🤖 AI Summary
This study addresses the limited interpretability and clinical credibility of reinforcement learning (RL) decisions in dynamic treatment regimes (DTRs). To this end, we propose a medical-knowledge-driven interpretable RL framework. Methodologically, we introduce, for the first time, a mathematical coupling mechanism between medical prior knowledge and RL policy learning—leveraging expert-curated knowledge graphs to guide state representation, incorporating clinical rules into reward shaping, integrating domain constraints into Markov decision process (MDP)-based deep Q-networks, and employing counterfactual policy evaluation for robust assessment. This enables structured, safety-aware constraint and guidance of the policy space by domain knowledge.

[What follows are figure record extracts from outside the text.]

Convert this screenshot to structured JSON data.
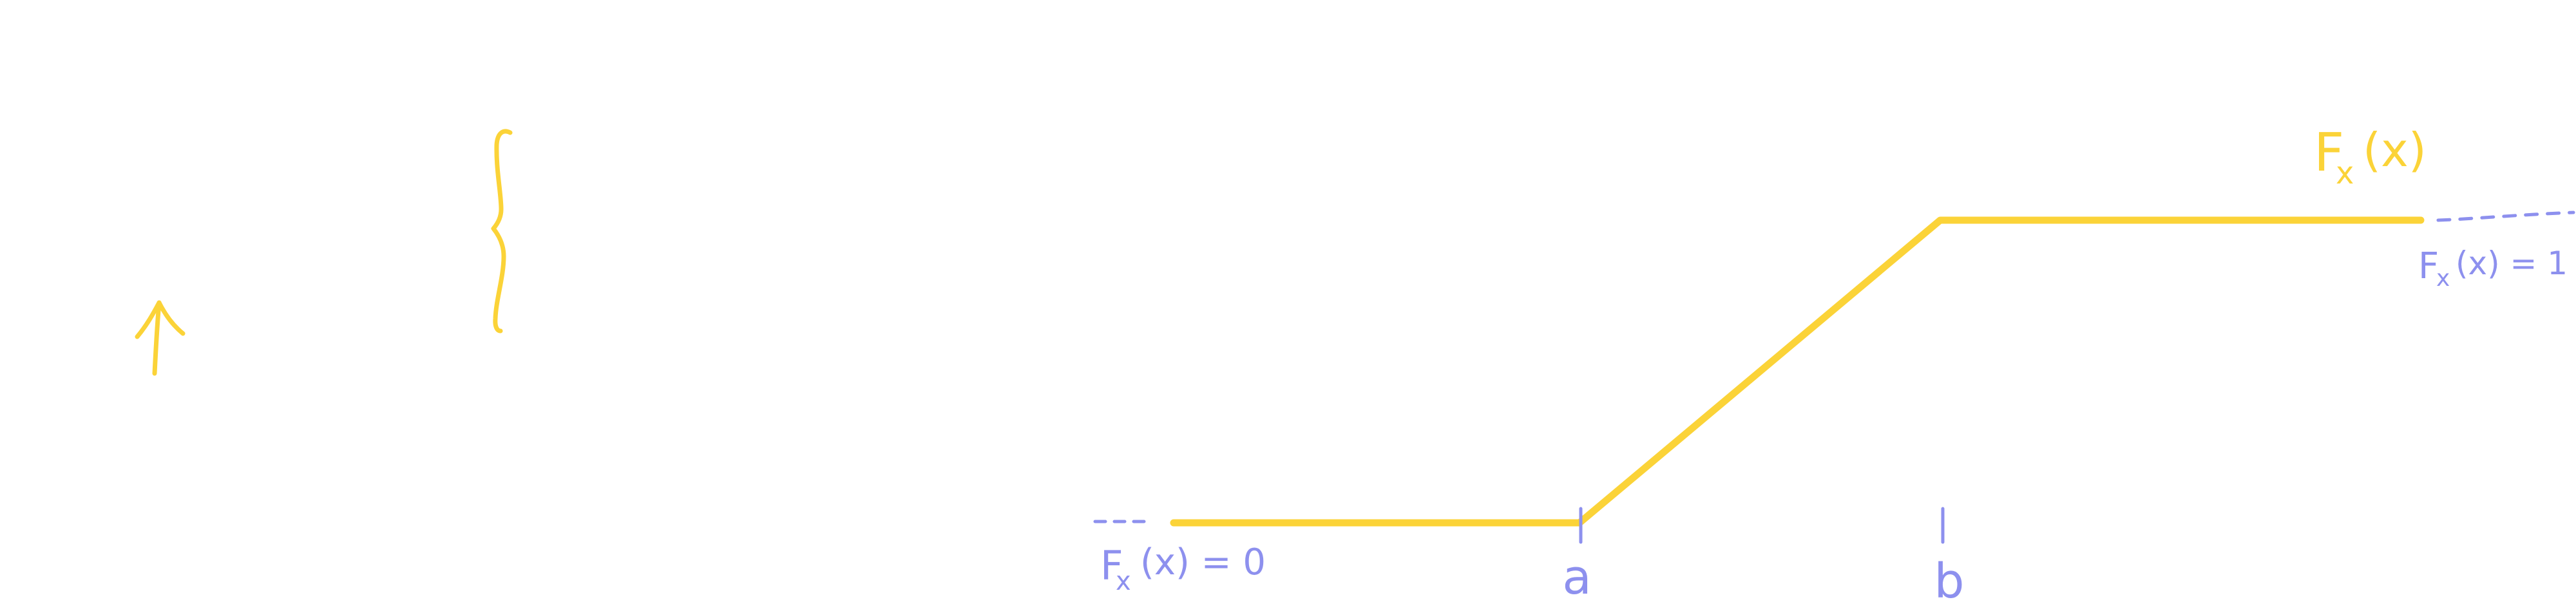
{
  "colors": {
    "cdf": "#fbd338",
    "annotation": "#8d90ee",
    "background": "#ffffff"
  },
  "labels": {
    "fx_name": "F",
    "fx_subscript": "x",
    "fx_arg": "(x)",
    "left_value_name": "F",
    "left_value_subscript": "x",
    "left_value_expr": "(x) = 0",
    "right_value_name": "F",
    "right_value_subscript": "x",
    "right_value_expr": "(x) = 1",
    "tick_a": "a",
    "tick_b": "b"
  },
  "icons": {
    "up_arrow": "up-arrow-icon",
    "brace": "curly-brace-icon"
  }
}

Evaluated on both synthetic simulations and real-world electronic health record data, our approach reduces adverse event incidence by 37% and improves clinical consistency (as measured by expert scoring) by 42%. The work establishes a novel paradigm for DTR deployment that jointly ensures safety, interpretability, and personalization.
📝 Abstract
The goal of precision medicine is to provide individualized treatment at each stage of chronic diseases, a concept formalized by Dynamic Treatment Regimes (DTR). These regimes adapt treatment strategies based on decision rules learned from clinical data to enhance therapeutic effectiveness. Reinforcement Learning (RL) algorithms allow to determine these decision rules conditioned by individual patient data and their medical history. The integration of medical expertise into these models makes possible to increase confidence in treatment recommendations and facilitate the adoption of this approach by healthcare professionals and patients. In this work, we examine the mathematical foundations of RL, contextualize its application in the field of DTR, and present an overview of methods to improve its effectiveness by integrating medical expertise.